Lennon liked it, briefly, and then he didn’t. He told Mr. Martin that he enjoyed both the band’s version and the chamber version, and envisioned a combination. Mr. Martin protested that the two were in different keys and at different tempos, but Lennon knew the extent of his producer’s magic, and said, “You can do it, George.” As it turned out, the key and tempo changes worked to Mr. Martin’s advantage: by slowing down the orchestral version and speeding up the band take, he found common ground without making either sound too unnatural. If you listen closely, you can spot his splice exactly one minute into the song.

‘A Day in the Life’

The song that closes “Sgt. Pepper’s Lonely Hearts Club Band,” and is, for many listeners, the most astonishing track on an astonishing album, actually began as a pair of unrelated songs: The melancholy outer verses were Lennon’s, the brighter central section was Mr. McCartney’s. What transformed these fragments into a cohesive whole is a touch of avant-garde string scoring by Mr. Martin. By the time the Beatles set to work on the track, on Jan. 19, 1967, they and Mr. Martin had mapped out its structure. Two of Lennon’s verses would open the song, followed by Mr. McCartney’s verse, which would lead back to final thoughts from Lennon. Between the two composers’ sections, though, the band would vamp for 24 bars, and there would be another long vamp after the closing verse. How these would be filled — well, Mr. Martin would figure that out later.

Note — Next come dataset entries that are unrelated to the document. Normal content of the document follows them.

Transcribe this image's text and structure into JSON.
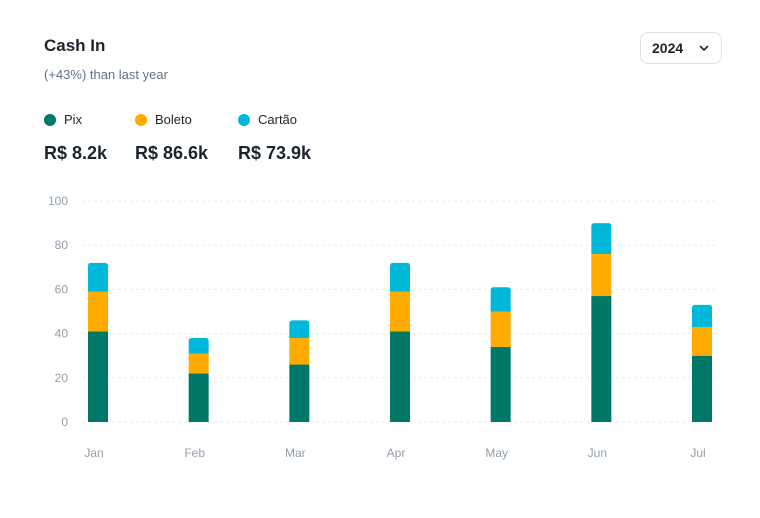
{
  "header": {
    "title": "Cash In",
    "subtitle": "(+43%) than last year",
    "year": "2024"
  },
  "colors": {
    "pix": "#007867",
    "boleto": "#ffab00",
    "cartao": "#00b8d9",
    "grid": "#e9ecee",
    "tick": "#919eab"
  },
  "legend": [
    {
      "label": "Pix",
      "total": "R$ 8.2k",
      "color": "#007867"
    },
    {
      "label": "Boleto",
      "total": "R$ 86.6k",
      "color": "#ffab00"
    },
    {
      "label": "Cartão",
      "total": "R$ 73.9k",
      "color": "#00b8d9"
    }
  ],
  "chart_data": {
    "type": "bar",
    "stacked": true,
    "categories": [
      "Jan",
      "Feb",
      "Mar",
      "Apr",
      "May",
      "Jun",
      "Jul"
    ],
    "series": [
      {
        "name": "Pix",
        "values": [
          41,
          22,
          26,
          41,
          34,
          57,
          30
        ]
      },
      {
        "name": "Boleto",
        "values": [
          18,
          9,
          12,
          18,
          16,
          19,
          13
        ]
      },
      {
        "name": "Cartão",
        "values": [
          13,
          7,
          8,
          13,
          11,
          14,
          10
        ]
      }
    ],
    "ylim": [
      0,
      100
    ],
    "yticks": [
      0,
      20,
      40,
      60,
      80,
      100
    ],
    "grid": true,
    "legend_position": "top-left"
  }
}
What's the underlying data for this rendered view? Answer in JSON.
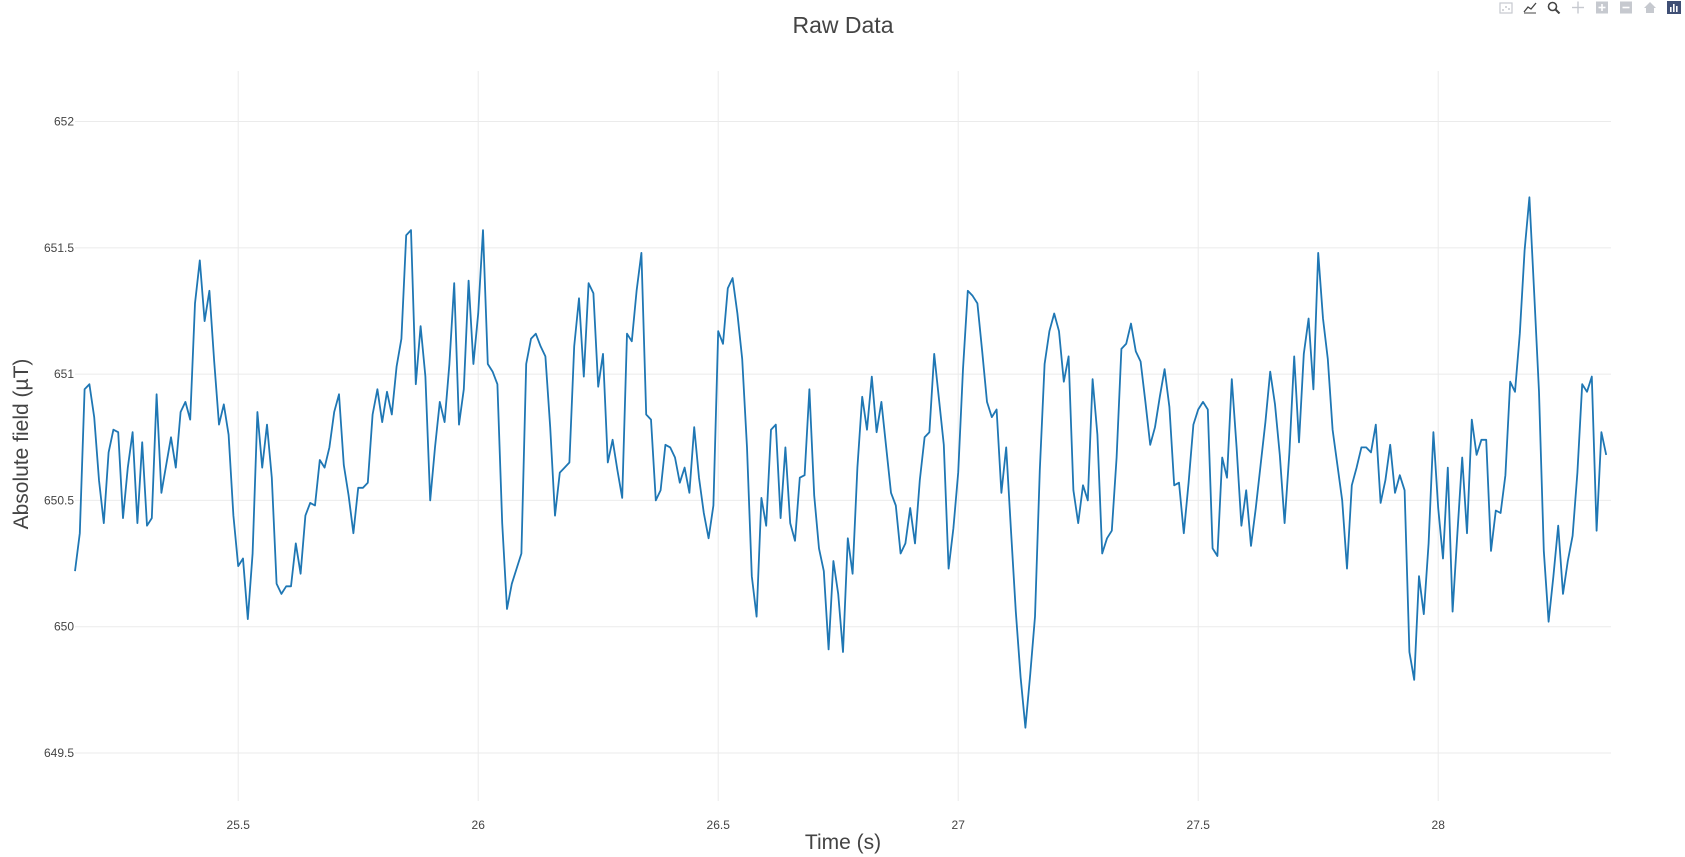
{
  "modebar": {
    "buttons": [
      "download-plot-icon",
      "toggle-spike-lines-icon",
      "zoom-icon",
      "pan-icon",
      "zoom-in-icon",
      "zoom-out-icon",
      "reset-axes-icon",
      "plotly-logo-icon"
    ],
    "icon_color": "#c6c9cf",
    "active_color": "#444444",
    "logo_color": "#3f4f75"
  },
  "chart_data": {
    "type": "line",
    "title": "Raw Data",
    "xlabel": "Time (s)",
    "ylabel": "Absolute field (µT)",
    "xlim": [
      25.16,
      28.36
    ],
    "ylim": [
      649.31,
      652.2
    ],
    "xticks": [
      25.5,
      26,
      26.5,
      27,
      27.5,
      28
    ],
    "xtick_labels": [
      "25.5",
      "26",
      "26.5",
      "27",
      "27.5",
      "28"
    ],
    "yticks": [
      649.5,
      650,
      650.5,
      651,
      651.5,
      652
    ],
    "ytick_labels": [
      "649.5",
      "650",
      "650.5",
      "651",
      "651.5",
      "652"
    ],
    "grid": true,
    "legend": "none",
    "line_color": "#1f77b4",
    "series": [
      {
        "x_start": 25.16,
        "x_step": 0.01,
        "values": [
          650.22,
          650.37,
          650.94,
          650.96,
          650.83,
          650.58,
          650.41,
          650.69,
          650.78,
          650.77,
          650.43,
          650.63,
          650.77,
          650.41,
          650.73,
          650.4,
          650.43,
          650.92,
          650.53,
          650.64,
          650.75,
          650.63,
          650.85,
          650.89,
          650.82,
          651.28,
          651.45,
          651.21,
          651.33,
          651.05,
          650.8,
          650.88,
          650.76,
          650.44,
          650.24,
          650.27,
          650.03,
          650.29,
          650.85,
          650.63,
          650.8,
          650.59,
          650.17,
          650.13,
          650.16,
          650.16,
          650.33,
          650.21,
          650.44,
          650.49,
          650.48,
          650.66,
          650.63,
          650.71,
          650.85,
          650.92,
          650.64,
          650.52,
          650.37,
          650.55,
          650.55,
          650.57,
          650.84,
          650.94,
          650.81,
          650.93,
          650.84,
          651.03,
          651.14,
          651.55,
          651.57,
          650.96,
          651.19,
          650.99,
          650.5,
          650.71,
          650.89,
          650.81,
          651.04,
          651.36,
          650.8,
          650.94,
          651.37,
          651.04,
          651.24,
          651.57,
          651.04,
          651.01,
          650.96,
          650.41,
          650.07,
          650.17,
          650.23,
          650.29,
          651.04,
          651.14,
          651.16,
          651.11,
          651.07,
          650.79,
          650.44,
          650.61,
          650.63,
          650.65,
          651.11,
          651.3,
          650.99,
          651.36,
          651.32,
          650.95,
          651.08,
          650.65,
          650.74,
          650.62,
          650.51,
          651.16,
          651.13,
          651.33,
          651.48,
          650.84,
          650.82,
          650.5,
          650.54,
          650.72,
          650.71,
          650.67,
          650.57,
          650.63,
          650.53,
          650.79,
          650.59,
          650.45,
          650.35,
          650.48,
          651.17,
          651.12,
          651.34,
          651.38,
          651.24,
          651.06,
          650.71,
          650.2,
          650.04,
          650.51,
          650.4,
          650.78,
          650.8,
          650.43,
          650.71,
          650.41,
          650.34,
          650.59,
          650.6,
          650.94,
          650.52,
          650.31,
          650.22,
          649.91,
          650.26,
          650.13,
          649.9,
          650.35,
          650.21,
          650.63,
          650.91,
          650.78,
          650.99,
          650.77,
          650.89,
          650.71,
          650.53,
          650.48,
          650.29,
          650.33,
          650.47,
          650.33,
          650.58,
          650.75,
          650.77,
          651.08,
          650.9,
          650.72,
          650.23,
          650.39,
          650.61,
          651.02,
          651.33,
          651.31,
          651.28,
          651.09,
          650.89,
          650.83,
          650.86,
          650.53,
          650.71,
          650.38,
          650.06,
          649.8,
          649.6,
          649.81,
          650.04,
          650.62,
          651.04,
          651.17,
          651.24,
          651.17,
          650.97,
          651.07,
          650.54,
          650.41,
          650.56,
          650.5,
          650.98,
          650.76,
          650.29,
          650.35,
          650.38,
          650.67,
          651.1,
          651.12,
          651.2,
          651.09,
          651.05,
          650.89,
          650.72,
          650.79,
          650.91,
          651.02,
          650.87,
          650.56,
          650.57,
          650.37,
          650.57,
          650.8,
          650.86,
          650.89,
          650.86,
          650.31,
          650.28,
          650.67,
          650.59,
          650.98,
          650.71,
          650.4,
          650.54,
          650.32,
          650.47,
          650.64,
          650.81,
          651.01,
          650.88,
          650.68,
          650.41,
          650.69,
          651.07,
          650.73,
          651.08,
          651.22,
          650.94,
          651.48,
          651.22,
          651.06,
          650.78,
          650.64,
          650.5,
          650.23,
          650.56,
          650.63,
          650.71,
          650.71,
          650.69,
          650.8,
          650.49,
          650.58,
          650.72,
          650.53,
          650.6,
          650.54,
          649.9,
          649.79,
          650.2,
          650.05,
          650.33,
          650.77,
          650.47,
          650.27,
          650.63,
          650.06,
          650.37,
          650.67,
          650.37,
          650.82,
          650.68,
          650.74,
          650.74,
          650.3,
          650.46,
          650.45,
          650.6,
          650.97,
          650.93,
          651.16,
          651.49,
          651.7,
          651.32,
          650.93,
          650.3,
          650.02,
          650.2,
          650.4,
          650.13,
          650.26,
          650.36,
          650.61,
          650.96,
          650.93,
          650.99,
          650.38,
          650.77,
          650.68
        ]
      }
    ]
  }
}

For several weeks, the group tweaked the main parts of the song, polishing the vocals, drums and bass, adding extra percussion parts, and trying to imagine what should occupy those long vamped sections. Mr. McCartney thought an orchestral section would be good, but left the question of what that should entail to his producer. Mr. Martin’s solution was to take a page out of the playbooks of classical composers like John Cage and Krzysztof Penderecki, who at the time were creating works in which chance played a role. Mr. Martin hired 40 symphonic musicians for a session on Feb. 10, and when they turned up, they found on their stands a 24-bar score that had the lowest notes on their instruments in the first bar, and an E major chord in the last. Between them, the musicians were instructed to slide slowly from their lowest to highest notes, taking care not to move at the same pace as the musicians around them.

The sound was magnificently chaotic, and it became more so once Mr. Martin combined the four takes he recorded (some with Mr. McCartney on the podium, some conducted by Mr. Martin himself). It was a brilliant solution: as Lennon’s voice faded into the echoic distance, the orchestra began its buildup, ending sharply on the chord that begins Mr. McCartney’s section.